Так думала она на лавочке у морга, и ей не было страшно и не было жалко себя, а было только очень-очень печально, до умиления, до сладкой тоски.
Позднее, после двух лет работы в больнице, Уля поделилась этими мыслями с молодым ординатором Колей, Николаем Алексеевичем. Коля был чутким человеком и все понимал с полуслова. А Улю не понял, посмотрел на нее странно и сказал: «Медики нужны в мире только для того, чтобы лечить. Когда человек умирает, а рядом стоит здоровый человек, обладающий арсеналом различных средств для борьбы со смертью, он должен забыть обо всем, кроме своей прямой обязанности — спасти. Если ты думаешь иначе, значит, ты не медик».
И Уля замкнулась в себе, глубоко спрятала свою главную заботу. Она решила, что те, кому жить, ее не поймут. Ее могут понять только смертники. И она решила служить им.
Алик рывком открыл дверь.
— Что ты сказала отцу?
— Тише ты, — Уля вскочила со стула, выставляя вперед ладони, словно защищая уснувшую наконец старуху.
— Хорошо. Буду тихо. Что ты наплела отцу? Жалости у тебя нет, — прошипел он.

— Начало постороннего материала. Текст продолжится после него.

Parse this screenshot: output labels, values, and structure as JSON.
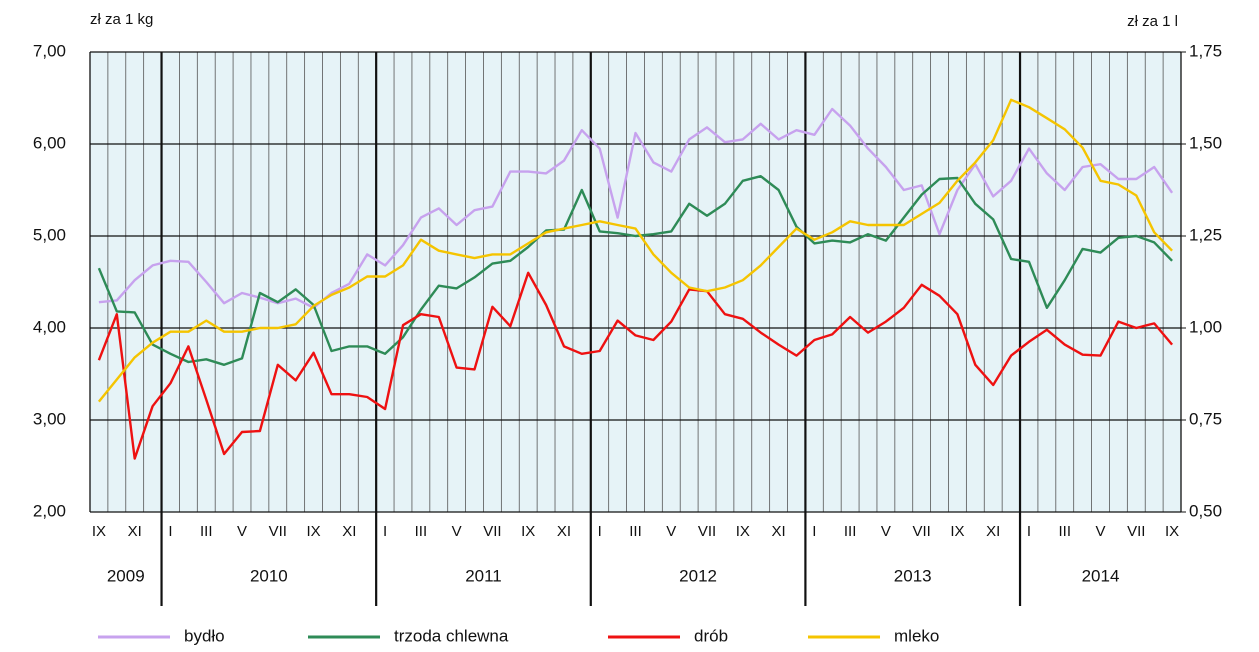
{
  "chart_data": {
    "type": "line",
    "y_axis_label": "zł za 1 kg",
    "y2_axis_label": "zł za 1 l",
    "categories": [
      "IX",
      null,
      "XI",
      null,
      "I",
      null,
      "III",
      null,
      "V",
      null,
      "VII",
      null,
      "IX",
      null,
      "XI",
      null,
      "I",
      null,
      "III",
      null,
      "V",
      null,
      "VII",
      null,
      "IX",
      null,
      "XI",
      null,
      "I",
      null,
      "III",
      null,
      "V",
      null,
      "VII",
      null,
      "IX",
      null,
      "XI",
      null,
      "I",
      null,
      "III",
      null,
      "V",
      null,
      "VII",
      null,
      "IX",
      null,
      "XI",
      null,
      "I",
      null,
      "III",
      null,
      "V",
      null,
      "VII",
      null,
      "IX"
    ],
    "year_labels": [
      "2009",
      "2010",
      "2011",
      "2012",
      "2013",
      "2014"
    ],
    "ylim": [
      2,
      7
    ],
    "yticks": [
      {
        "value": 2,
        "label": "2,00"
      },
      {
        "value": 3,
        "label": "3,00"
      },
      {
        "value": 4,
        "label": "4,00"
      },
      {
        "value": 5,
        "label": "5,00"
      },
      {
        "value": 6,
        "label": "6,00"
      },
      {
        "value": 7,
        "label": "7,00"
      }
    ],
    "y2lim": [
      0.5,
      1.75
    ],
    "y2ticks": [
      {
        "value": 0.5,
        "label": "0,50"
      },
      {
        "value": 0.75,
        "label": "0,75"
      },
      {
        "value": 1,
        "label": "1,00"
      },
      {
        "value": 1.25,
        "label": "1,25"
      },
      {
        "value": 1.5,
        "label": "1,50"
      },
      {
        "value": 1.75,
        "label": "1,75"
      }
    ],
    "grid": true,
    "series": [
      {
        "name": "bydło",
        "color": "#c7a2ee",
        "values": [
          4.28,
          4.3,
          4.52,
          4.68,
          4.73,
          4.72,
          4.5,
          4.27,
          4.38,
          4.33,
          4.27,
          4.32,
          4.22,
          4.38,
          4.48,
          4.8,
          4.68,
          4.9,
          5.2,
          5.3,
          5.12,
          5.28,
          5.32,
          5.7,
          5.7,
          5.68,
          5.82,
          6.15,
          5.95,
          5.2,
          6.12,
          5.8,
          5.7,
          6.05,
          6.18,
          6.02,
          6.05,
          6.22,
          6.05,
          6.15,
          6.1,
          6.38,
          6.2,
          5.95,
          5.75,
          5.5,
          5.55,
          5.02,
          5.5,
          5.78,
          5.43,
          5.6,
          5.95,
          5.68,
          5.5,
          5.75,
          5.78,
          5.62,
          5.62,
          5.75,
          5.47
        ]
      },
      {
        "name": "trzoda chlewna",
        "color": "#2e8b57",
        "values": [
          4.65,
          4.18,
          4.17,
          3.82,
          3.72,
          3.63,
          3.66,
          3.6,
          3.67,
          4.38,
          4.28,
          4.42,
          4.25,
          3.75,
          3.8,
          3.8,
          3.72,
          3.9,
          4.2,
          4.46,
          4.43,
          4.55,
          4.7,
          4.73,
          4.88,
          5.06,
          5.07,
          5.5,
          5.05,
          5.03,
          5.0,
          5.02,
          5.05,
          5.35,
          5.22,
          5.35,
          5.6,
          5.65,
          5.5,
          5.1,
          4.92,
          4.95,
          4.93,
          5.02,
          4.95,
          5.2,
          5.45,
          5.62,
          5.63,
          5.35,
          5.18,
          4.75,
          4.72,
          4.22,
          4.52,
          4.86,
          4.82,
          4.98,
          5.0,
          4.93,
          4.73
        ]
      },
      {
        "name": "drób",
        "color": "#ee1111",
        "values": [
          3.65,
          4.15,
          2.58,
          3.15,
          3.4,
          3.8,
          3.22,
          2.63,
          2.87,
          2.88,
          3.6,
          3.43,
          3.73,
          3.28,
          3.28,
          3.25,
          3.12,
          4.03,
          4.15,
          4.12,
          3.57,
          3.55,
          4.23,
          4.02,
          4.6,
          4.25,
          3.8,
          3.72,
          3.75,
          4.08,
          3.92,
          3.87,
          4.07,
          4.42,
          4.4,
          4.15,
          4.1,
          3.95,
          3.82,
          3.7,
          3.87,
          3.93,
          4.12,
          3.95,
          4.07,
          4.22,
          4.47,
          4.35,
          4.15,
          3.6,
          3.38,
          3.7,
          3.85,
          3.98,
          3.82,
          3.71,
          3.7,
          4.07,
          4.0,
          4.05,
          3.82
        ]
      },
      {
        "name": "mleko",
        "color": "#f5c400",
        "axis": "y2",
        "values": [
          0.8,
          0.86,
          0.92,
          0.96,
          0.99,
          0.99,
          1.02,
          0.99,
          0.99,
          1.0,
          1.0,
          1.01,
          1.06,
          1.09,
          1.11,
          1.14,
          1.14,
          1.17,
          1.24,
          1.21,
          1.2,
          1.19,
          1.2,
          1.2,
          1.23,
          1.26,
          1.27,
          1.28,
          1.29,
          1.28,
          1.27,
          1.2,
          1.15,
          1.11,
          1.1,
          1.11,
          1.13,
          1.17,
          1.22,
          1.27,
          1.24,
          1.26,
          1.29,
          1.28,
          1.28,
          1.28,
          1.31,
          1.34,
          1.4,
          1.45,
          1.51,
          1.62,
          1.6,
          1.57,
          1.54,
          1.49,
          1.4,
          1.39,
          1.36,
          1.26,
          1.21
        ]
      }
    ]
  }
}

— У меня есть жалость. — Она испуганно попятилась, но Алик схватил ее за руку и поволок в коридор к лестнице, идущей на второй этаж: здесь поговорим.

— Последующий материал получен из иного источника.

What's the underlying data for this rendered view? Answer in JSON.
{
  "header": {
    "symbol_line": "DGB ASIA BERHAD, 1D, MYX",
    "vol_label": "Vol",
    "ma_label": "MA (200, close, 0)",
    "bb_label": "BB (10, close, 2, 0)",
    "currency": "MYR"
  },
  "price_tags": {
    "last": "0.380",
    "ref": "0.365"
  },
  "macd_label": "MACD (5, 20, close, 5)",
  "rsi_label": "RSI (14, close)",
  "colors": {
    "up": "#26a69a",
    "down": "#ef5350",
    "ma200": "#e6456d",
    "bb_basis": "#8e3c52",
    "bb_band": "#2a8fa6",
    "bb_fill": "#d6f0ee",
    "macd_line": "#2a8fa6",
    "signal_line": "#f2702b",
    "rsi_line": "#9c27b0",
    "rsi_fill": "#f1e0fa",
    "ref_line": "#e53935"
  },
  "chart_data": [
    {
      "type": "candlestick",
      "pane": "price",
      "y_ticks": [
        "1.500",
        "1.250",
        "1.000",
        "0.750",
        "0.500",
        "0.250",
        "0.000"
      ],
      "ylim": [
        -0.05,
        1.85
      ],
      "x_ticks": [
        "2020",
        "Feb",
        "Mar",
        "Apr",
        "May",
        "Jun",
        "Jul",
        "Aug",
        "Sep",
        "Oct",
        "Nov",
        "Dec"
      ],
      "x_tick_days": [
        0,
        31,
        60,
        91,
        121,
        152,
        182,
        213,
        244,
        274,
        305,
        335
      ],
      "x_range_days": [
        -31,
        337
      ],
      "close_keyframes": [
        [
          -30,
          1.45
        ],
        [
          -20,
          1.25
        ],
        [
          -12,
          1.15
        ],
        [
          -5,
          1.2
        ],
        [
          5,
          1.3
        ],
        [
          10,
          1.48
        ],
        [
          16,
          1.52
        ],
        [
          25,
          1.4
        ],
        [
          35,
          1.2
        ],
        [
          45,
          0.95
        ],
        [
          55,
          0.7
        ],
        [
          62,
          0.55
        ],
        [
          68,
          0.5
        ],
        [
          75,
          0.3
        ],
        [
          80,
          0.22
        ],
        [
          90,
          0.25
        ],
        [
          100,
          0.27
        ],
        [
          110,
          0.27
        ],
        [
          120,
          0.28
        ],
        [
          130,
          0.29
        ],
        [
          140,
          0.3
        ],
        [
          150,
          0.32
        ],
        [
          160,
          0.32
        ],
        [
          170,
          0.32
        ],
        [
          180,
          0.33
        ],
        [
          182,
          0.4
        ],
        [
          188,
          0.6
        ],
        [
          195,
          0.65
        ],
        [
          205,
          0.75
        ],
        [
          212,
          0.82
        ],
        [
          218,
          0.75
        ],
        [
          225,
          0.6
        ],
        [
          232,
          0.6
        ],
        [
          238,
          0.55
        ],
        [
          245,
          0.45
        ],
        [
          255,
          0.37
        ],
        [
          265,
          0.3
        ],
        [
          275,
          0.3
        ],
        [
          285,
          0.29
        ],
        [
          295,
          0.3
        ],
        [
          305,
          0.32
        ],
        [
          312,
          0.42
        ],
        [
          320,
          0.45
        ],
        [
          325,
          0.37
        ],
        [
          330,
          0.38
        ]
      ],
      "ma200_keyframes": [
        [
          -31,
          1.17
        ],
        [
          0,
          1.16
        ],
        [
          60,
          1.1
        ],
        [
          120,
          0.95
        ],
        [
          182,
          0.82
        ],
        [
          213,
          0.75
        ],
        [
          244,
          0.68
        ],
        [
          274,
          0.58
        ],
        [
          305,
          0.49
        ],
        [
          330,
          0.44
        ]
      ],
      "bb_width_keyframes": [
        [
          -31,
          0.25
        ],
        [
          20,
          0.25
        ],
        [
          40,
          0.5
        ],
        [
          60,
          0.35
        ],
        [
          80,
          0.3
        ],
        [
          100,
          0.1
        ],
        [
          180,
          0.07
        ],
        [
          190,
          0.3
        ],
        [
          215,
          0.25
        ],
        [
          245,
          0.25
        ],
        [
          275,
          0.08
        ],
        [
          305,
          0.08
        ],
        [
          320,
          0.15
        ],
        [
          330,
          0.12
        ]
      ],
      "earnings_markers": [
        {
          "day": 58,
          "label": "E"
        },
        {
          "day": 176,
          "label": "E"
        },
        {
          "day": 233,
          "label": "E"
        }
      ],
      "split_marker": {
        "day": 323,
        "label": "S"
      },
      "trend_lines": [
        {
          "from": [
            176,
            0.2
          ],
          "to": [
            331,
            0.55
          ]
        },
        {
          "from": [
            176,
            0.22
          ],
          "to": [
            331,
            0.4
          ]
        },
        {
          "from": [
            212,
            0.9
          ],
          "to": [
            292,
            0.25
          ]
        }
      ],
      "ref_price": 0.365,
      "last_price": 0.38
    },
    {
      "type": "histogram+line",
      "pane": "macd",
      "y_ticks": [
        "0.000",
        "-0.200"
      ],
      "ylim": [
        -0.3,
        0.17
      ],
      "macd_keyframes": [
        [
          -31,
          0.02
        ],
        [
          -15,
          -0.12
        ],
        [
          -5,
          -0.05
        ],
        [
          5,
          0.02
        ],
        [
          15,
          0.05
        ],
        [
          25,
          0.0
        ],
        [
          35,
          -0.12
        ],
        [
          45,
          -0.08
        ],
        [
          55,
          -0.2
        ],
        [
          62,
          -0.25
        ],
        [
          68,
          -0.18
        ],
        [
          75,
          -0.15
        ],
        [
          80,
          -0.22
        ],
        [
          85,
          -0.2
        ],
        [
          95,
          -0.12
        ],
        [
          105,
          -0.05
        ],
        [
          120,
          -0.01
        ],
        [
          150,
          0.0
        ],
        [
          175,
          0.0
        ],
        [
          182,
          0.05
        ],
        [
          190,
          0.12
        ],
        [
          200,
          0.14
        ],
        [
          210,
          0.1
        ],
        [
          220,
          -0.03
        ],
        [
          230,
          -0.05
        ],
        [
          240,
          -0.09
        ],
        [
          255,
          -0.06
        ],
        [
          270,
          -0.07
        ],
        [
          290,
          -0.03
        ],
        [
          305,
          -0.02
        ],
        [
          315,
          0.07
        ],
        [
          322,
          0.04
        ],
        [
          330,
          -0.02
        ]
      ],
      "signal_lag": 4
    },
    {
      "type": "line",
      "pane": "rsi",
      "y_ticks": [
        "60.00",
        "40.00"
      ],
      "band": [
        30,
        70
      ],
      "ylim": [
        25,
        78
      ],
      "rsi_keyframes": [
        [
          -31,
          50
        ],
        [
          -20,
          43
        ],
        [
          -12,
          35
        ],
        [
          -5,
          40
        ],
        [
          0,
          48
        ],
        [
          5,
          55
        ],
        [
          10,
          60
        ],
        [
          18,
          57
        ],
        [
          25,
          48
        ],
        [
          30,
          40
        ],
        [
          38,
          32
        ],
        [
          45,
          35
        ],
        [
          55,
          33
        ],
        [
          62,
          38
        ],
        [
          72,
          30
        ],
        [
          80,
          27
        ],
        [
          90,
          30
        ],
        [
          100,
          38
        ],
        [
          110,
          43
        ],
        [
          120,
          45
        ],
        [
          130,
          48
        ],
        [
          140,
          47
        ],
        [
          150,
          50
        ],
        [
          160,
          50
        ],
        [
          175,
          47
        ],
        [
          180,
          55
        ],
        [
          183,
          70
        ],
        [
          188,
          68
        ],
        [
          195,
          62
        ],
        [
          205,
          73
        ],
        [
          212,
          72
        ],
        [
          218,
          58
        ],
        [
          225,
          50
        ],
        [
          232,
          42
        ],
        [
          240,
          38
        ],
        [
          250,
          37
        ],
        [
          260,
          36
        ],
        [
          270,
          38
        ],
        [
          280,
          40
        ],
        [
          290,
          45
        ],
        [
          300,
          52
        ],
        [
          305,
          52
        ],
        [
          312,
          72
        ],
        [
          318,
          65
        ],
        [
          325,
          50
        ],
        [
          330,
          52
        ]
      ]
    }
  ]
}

Сверху раздался плач и какая-то возня, словно там двигали мебель. «Я не могу больше, не могу», — всхлипывала Лидия Сергеевна. Уля вопросительно посмотрела на Алика. Он стоял, прислонившись к стене, и, задрав голову, с напряжением вслушивался в голоса наверху.
— Твоих рук дело, — сказал он глухо. — Я слышал, что ты сказала отцу. Я за дверью стоял. После разговора с тобой он ушел в мастерскую и напился. Ему пить нельзя, у него печень больная. Он и так еле на ногах держится.
— Она старый, больной человек, — причитала, давясь слезами, Лидия Сергеевна. — Это ты понимаешь? Матери, как ни прискорбно, умирают раньше своих детей. Два года ты думаешь только о ее болезни. С тобой ни о чем нельзя поговорить. Ты отгородился от всего мира. Я устала, устала от этой беды.
Уля покачала головой, как бы говоря — я не виновата.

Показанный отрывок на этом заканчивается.